Patient 1 is the first child of healthy non consanguineous parents, born after a previous early miscarriage. During pregnancy, intra uterine growth retardation (IUGR) was diagnosed at 26 weeks’ gestation (WG). Later on, ventricular septal defect was identified on the third trimester ultrasound, together with single umbilical artery. Chromosome analysis and 22q11.2 FISH performed on amniotic fluid were normal. He was born at 35 WG by caesarean section performed for maternal preeclampsia, with a birth weight of 1.900 kg (10–25th centile), a length of 43 cm (10–25th centile), and a head circumference of 30 cm (10–25th centile). At birth, several malformations were identified including an imperforate anus, a bilateral iris coloboma, bilateral single palmar creases, bilateral II–III toe syndactyly, hypoplastic 5th toes with absent 5th toe nails, and a micropenis with a coronal hypospadias and a left cryptorchidism. The cardiac malformation was confirmed. He was first referred to the genetic clinic at 4 months, having severe hypotonia and post natal growth retardation with a weight of -4SD, a height of -3DS and a HC of -3SD. Striking dysmorphic features were identified comprising of dysplastic asymmetric ears, large and high forehead, hypoplastic nasal bridge, small nose with anteverted nares, up-slanting palpebral fissures, bilateral epicanthus and a high palate (). His skin appeared very dry. Later on, he underwent surgery for left inguinal hernia where nystagmus was noted.
Facial characteristics of the 4 patients. A: Patient 1. B: Patient 2. C: Patient 3. D: Patient 4. Note high and large forehead on patients 1, 2 and 4.
Developmental delay occurred secondarily. Head control was acquired at 19 months. At 2 years, he was sitting by himself and his growth parameters were in the normal range with height -1SD, weight -1SD and HC -1SD. Unfortunately, he died at home by the age of 25 months due to unknown cause. Parents declined post-mortem examination. Several investigations were performed that includes, high resolution chromosome banding which was normal, along with renal scan, skeletal x-rays, electromyogram and nerve conduction velocities. Visual evoked potentials and 7-dehydrocholesterol were also normal except brain MRI that revealed cerebral atrophy and enlarged ventricles.

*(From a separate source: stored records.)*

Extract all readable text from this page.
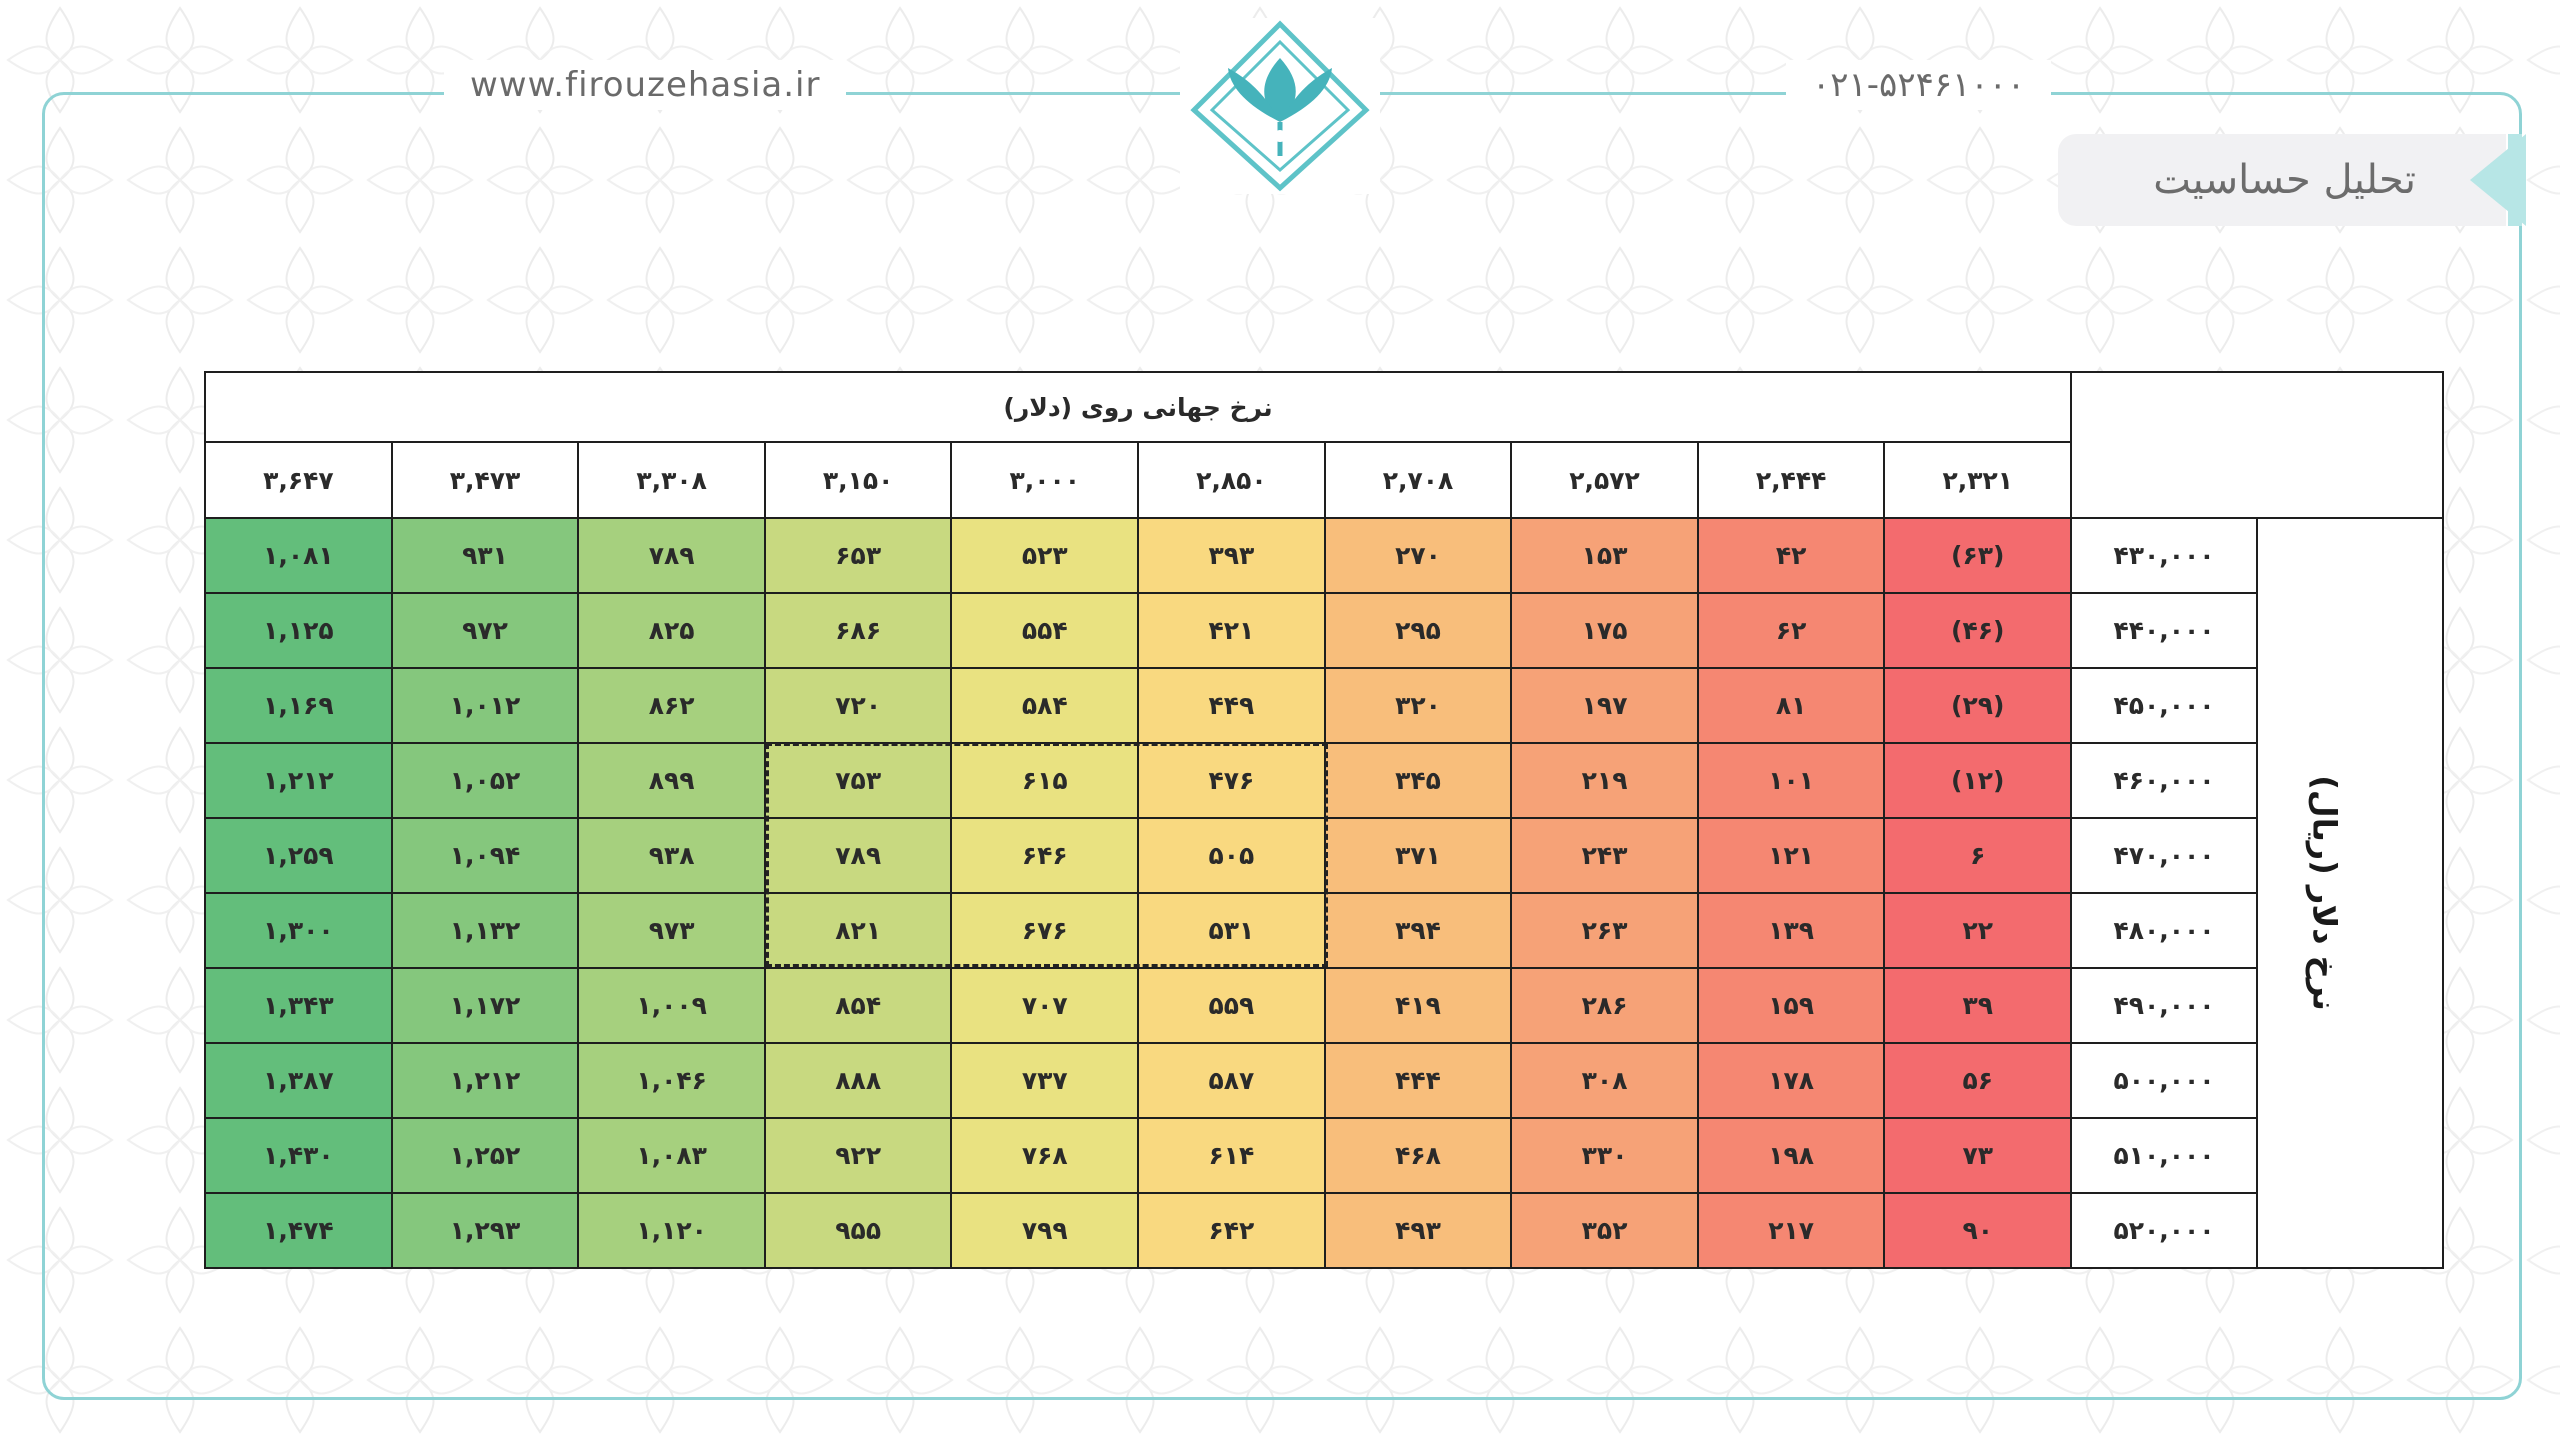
www.firouzehasia.ir	۰۲۱-۵۲۴۶۱۰۰۰
تحلیل حساسیت
		نرخ جهانی روی (دلار)									
		۲,۳۲۱	۲,۴۴۴	۲,۵۷۲	۲,۷۰۸	۲,۸۵۰	۳,۰۰۰	۳,۱۵۰	۳,۳۰۸	۳,۴۷۳	۳,۶۴۷
نرخ دلار (ریال)	۴۳۰,۰۰۰	(۶۳)	۴۲	۱۵۳	۲۷۰	۳۹۳	۵۲۳	۶۵۳	۷۸۹	۹۳۱	۱,۰۸۱
	۴۴۰,۰۰۰	(۴۶)	۶۲	۱۷۵	۲۹۵	۴۲۱	۵۵۴	۶۸۶	۸۲۵	۹۷۲	۱,۱۲۵
	۴۵۰,۰۰۰	(۲۹)	۸۱	۱۹۷	۳۲۰	۴۴۹	۵۸۴	۷۲۰	۸۶۲	۱,۰۱۲	۱,۱۶۹
	۴۶۰,۰۰۰	(۱۲)	۱۰۱	۲۱۹	۳۴۵	۴۷۶	۶۱۵	۷۵۳	۸۹۹	۱,۰۵۲	۱,۲۱۲
	۴۷۰,۰۰۰	۶	۱۲۱	۲۴۳	۳۷۱	۵۰۵	۶۴۶	۷۸۹	۹۳۸	۱,۰۹۴	۱,۲۵۹
	۴۸۰,۰۰۰	۲۲	۱۳۹	۲۶۳	۳۹۴	۵۳۱	۶۷۶	۸۲۱	۹۷۳	۱,۱۳۲	۱,۳۰۰
	۴۹۰,۰۰۰	۳۹	۱۵۹	۲۸۶	۴۱۹	۵۵۹	۷۰۷	۸۵۴	۱,۰۰۹	۱,۱۷۲	۱,۳۴۳
	۵۰۰,۰۰۰	۵۶	۱۷۸	۳۰۸	۴۴۴	۵۸۷	۷۳۷	۸۸۸	۱,۰۴۶	۱,۲۱۲	۱,۳۸۷
	۵۱۰,۰۰۰	۷۳	۱۹۸	۳۳۰	۴۶۸	۶۱۴	۷۶۸	۹۲۲	۱,۰۸۳	۱,۲۵۲	۱,۴۳۰
	۵۲۰,۰۰۰	۹۰	۲۱۷	۳۵۲	۴۹۳	۶۴۲	۷۹۹	۹۵۵	۱,۱۲۰	۱,۲۹۳	۱,۴۷۴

Patient 2 is the third child of healthy non consanguineous parents. He was born after a normal pregnancy, at 38 WG with normal growth parameters (weight 3.170 kg, height 53 cm and HC 33 cm). Hypospadias was noted at birth in association with hypotonia and short proximal implanted thumbs. Dysmorphic features comprising of high and large forehead with small mouth were observed (). Developmental delay occurred later on, and walking independantly was achieved at 29 months. When referred to the genetic clinic at 3 years, growth parameters were normal. However, joint laxity was noted, but thumbs and facial features were still abnormal. High resolution chromosome banding was normal, along with renal and heart ultrasounds. However, skeletal x-rays revealed bilateral short first metacarpals, eye examination identified bilateral papilloedema and thick corpus callosum was noted on brain MRI.

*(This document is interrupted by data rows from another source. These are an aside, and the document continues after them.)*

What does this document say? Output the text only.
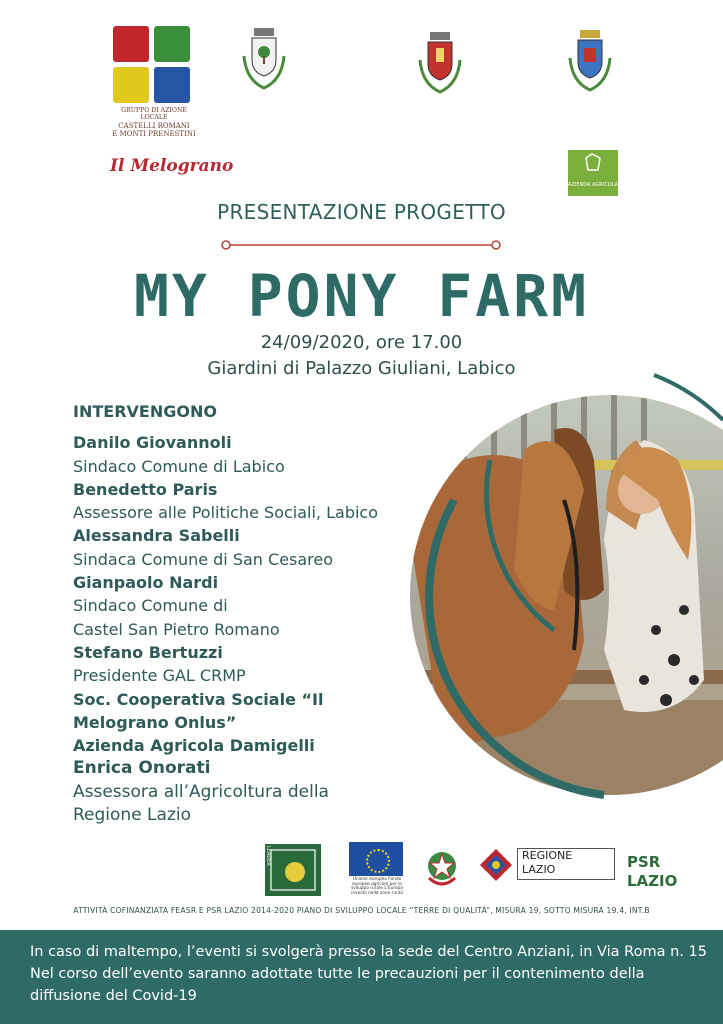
GRUPPO DI AZIONE LOCALE
CASTELLI ROMANI
E MONTI PRENESTINI
Il Melograno
AZIENDA AGRICOLA
PRESENTAZIONE PROGETTO
MY PONY FARM
24/09/2020, ore 17.00
Giardini di Palazzo Giuliani, Labico
INTERVENGONO
Danilo Giovannoli
Sindaco Comune di Labico
Benedetto Paris
Assessore alle Politiche Sociali, Labico
Alessandra Sabelli
Sindaca Comune di San Cesareo
Gianpaolo Nardi
Sindaco Comune di
Castel San Pietro Romano
Stefano Bertuzzi
Presidente GAL CRMP
Soc. Cooperativa Sociale “Il Melograno Onlus”
Azienda Agricola Damigelli
Enrica Onorati
Assessora all’Agricoltura della
Regione Lazio
LEADER
Unione europea Fondo europeo agricolo per lo sviluppo rurale L'Europa investe nelle zone rurali
REGIONE
LAZIO	PSR LAZIO
ATTIVITÀ COFINANZIATA FEASR E PSR LAZIO 2014-2020 PIANO DI SVILUPPO LOCALE “TERRE DI QUALITÀ”, MISURA 19, SOTTO MISURA 19.4, INT.B

In caso di maltempo, l’eventi si svolgerà presso la sede del Centro Anziani, in Via Roma n. 15

Nel corso dell’evento saranno adottate tutte le precauzioni per il contenimento della

diffusione del Covid-19
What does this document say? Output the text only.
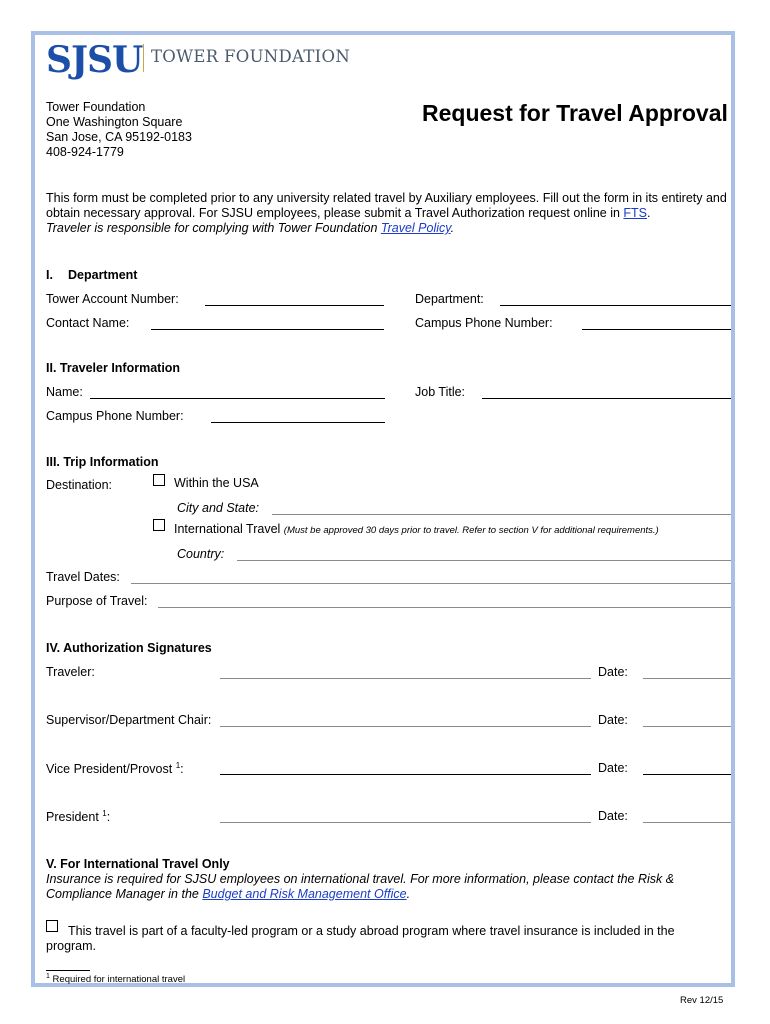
SJSU TOWER FOUNDATION
Tower Foundation
One Washington Square
San Jose, CA 95192-0183
408-924-1779
Request for Travel Approval
This form must be completed prior to any university related travel by Auxiliary employees. Fill out the form in its entirety and obtain necessary approval. For SJSU employees, please submit a Travel Authorization request online in FTS.
Traveler is responsible for complying with Tower Foundation Travel Policy.
I. Department
Tower Account Number:	Department:
Contact Name:	Campus Phone Number:
II. Traveler Information
Name:	Job Title:
Campus Phone Number:
III. Trip Information
Destination:	Within the USA
City and State:
International Travel (Must be approved 30 days prior to travel. Refer to section V for additional requirements.)
Country:
Travel Dates:
Purpose of Travel:
IV. Authorization Signatures
Traveler:	Date:
Supervisor/Department Chair:	Date:
Vice President/Provost $^1$:	Date:
President $^1$:	Date:
V. For International Travel Only
Insurance is required for SJSU employees on international travel. For more information, please contact the Risk & Compliance Manager in the Budget and Risk Management Office.
This travel is part of a faculty-led program or a study abroad program where travel insurance is included in the program.
$^1$ Required for international travel
Rev 12/15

Patient 3 is the second child born to healthy non consanguineous parents. During pregnancy, Fallot tetralogy was suspected and chromosomes including 22q11.2 by FISH analysis were observed to be normal on aminotic fluid. He was born at 39 WG, with normal growth parameters (weight 3.450 kg, height 49.5 cm and HC 35 cm). At birth, the cardiac anomaly was confirmed and he underwent several surgical interventions. Developmental delay was secondarily noted with head control achieved at 9 months, sitting at 15 months and walking at 3 years. Speech was also delayed (first words at 3 years). When referred to the genetic clinic at the age of 3 years, dysmorphic features were noted with asymmetric dysplastic ears, thin upper lip and widely-spaced teeth (). His skin was dry. Eye examination revealed strabismus and hypermetropia. A bilateral sensorineural deafness was identified. High resolution chromosome banding was normal. Brain MRI revealed hypoplastic olfactory bulbs. Semi-circular canals were normal. CHD7 molecular analysis was normal that ruled out CHARGE syndrome.

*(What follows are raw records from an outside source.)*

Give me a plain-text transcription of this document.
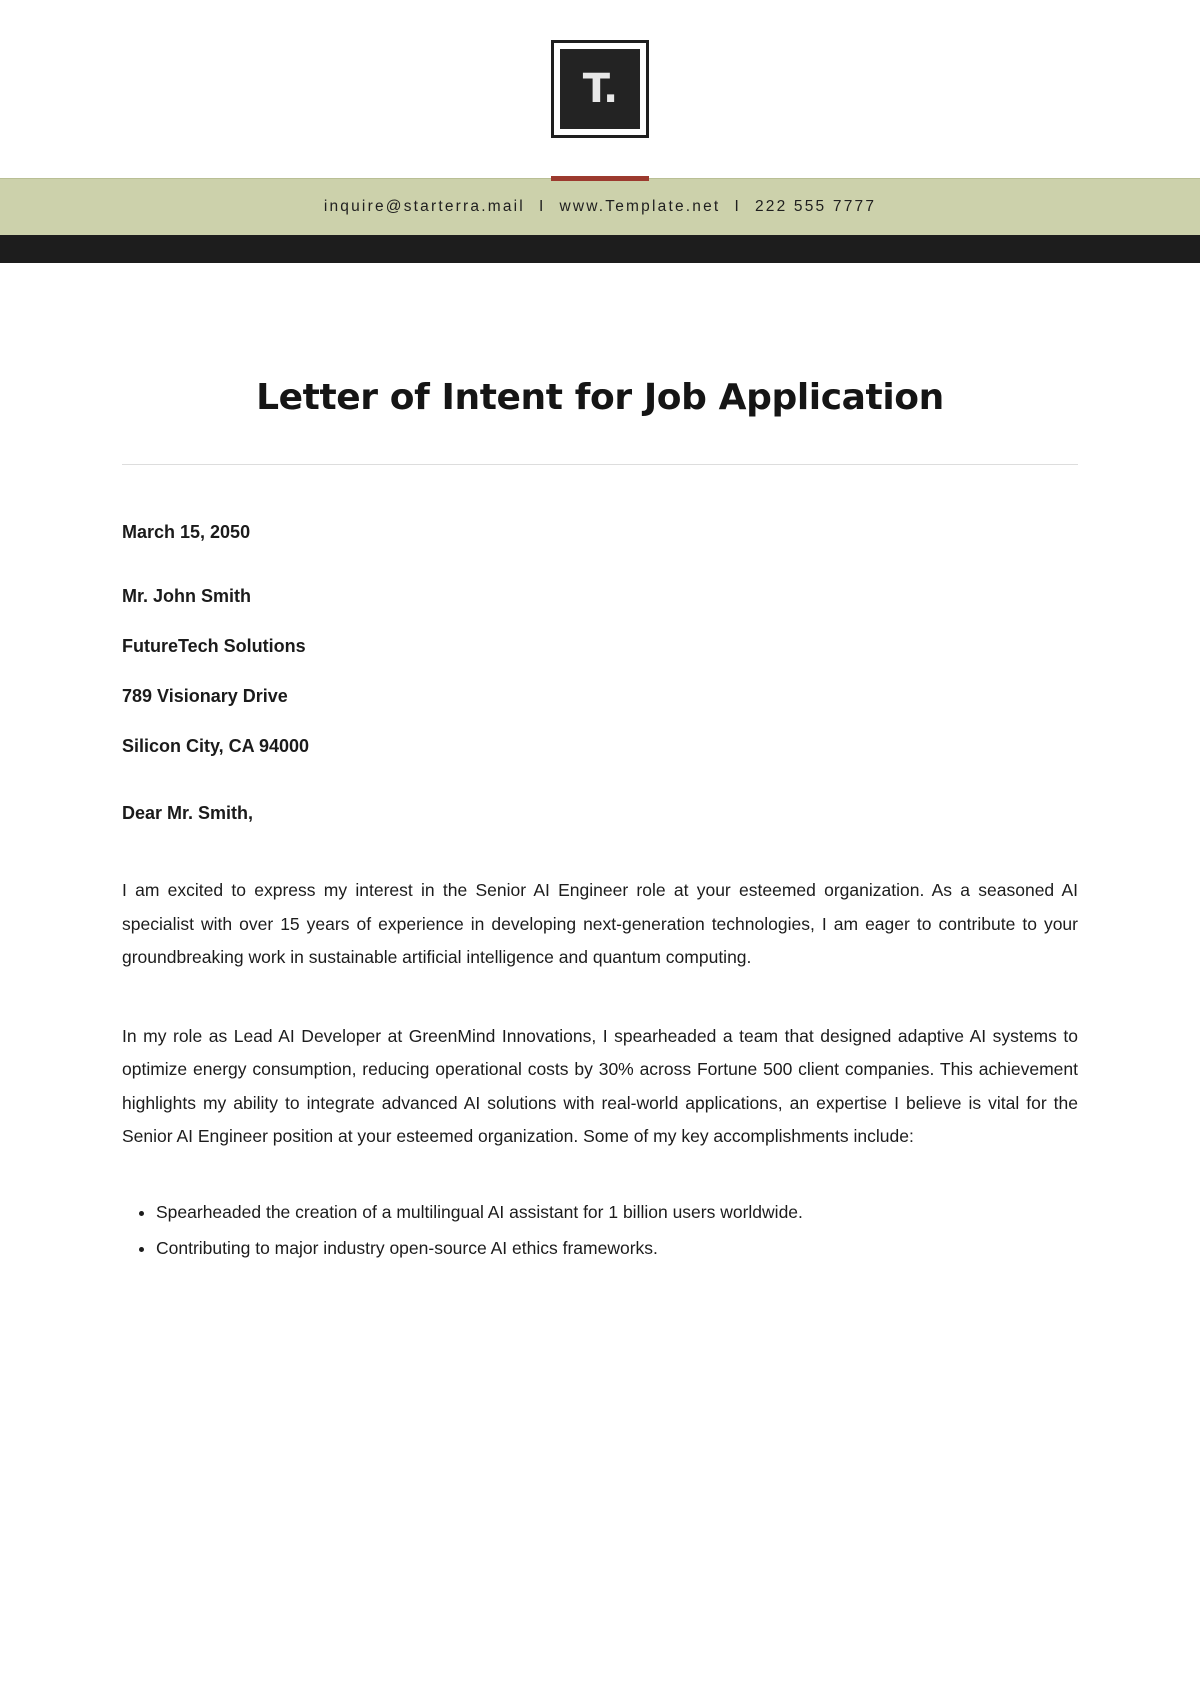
T.
inquire@starterra.mail I www.Template.net I 222 555 7777
Letter of Intent for Job Application
March 15, 2050

Mr. John Smith

FutureTech Solutions

789 Visionary Drive

Silicon City, CA 94000

Dear Mr. Smith,

I am excited to express my interest in the Senior AI Engineer role at your esteemed organization. As a seasoned AI specialist with over 15 years of experience in developing next-generation technologies, I am eager to contribute to your groundbreaking work in sustainable artificial intelligence and quantum computing.

In my role as Lead AI Developer at GreenMind Innovations, I spearheaded a team that designed adaptive AI systems to optimize energy consumption, reducing operational costs by 30% across Fortune 500 client companies. This achievement highlights my ability to integrate advanced AI solutions with real-world applications, an expertise I believe is vital for the Senior AI Engineer position at your esteemed organization. Some of my key accomplishments include:

• Spearheaded the creation of a multilingual AI assistant for 1 billion users worldwide.
• Contributing to major industry open-source AI ethics frameworks.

Patient 4 is the first child of healthy non consanguineous parents. During pregnancy, intra uterine growth retardation was noted. She was born at 37 WG with a weight of 1.850 kg, height of 45.5 cm and HC of 31 cm. At birth, dysmorphic facial features were noted with large and high forehead, flat midface, thin lips, small mouth and posteriorly rotated ears. Developmental delay was noted, with sitting at 11 months, walking at 2½ years and first words at 3 years. When reviewed in the genetic clinic at the age of 7 years, growth parameters were normal. Dysmorphic features were still present () with adducted thumbs and genu valgum. Eye examination revealed hypermetropia. High resolution chromosome banding was normal together with metabolic investigations, brain MRI and molecular analyses that ruled out Prader-Willi syndrome and Steinert disease.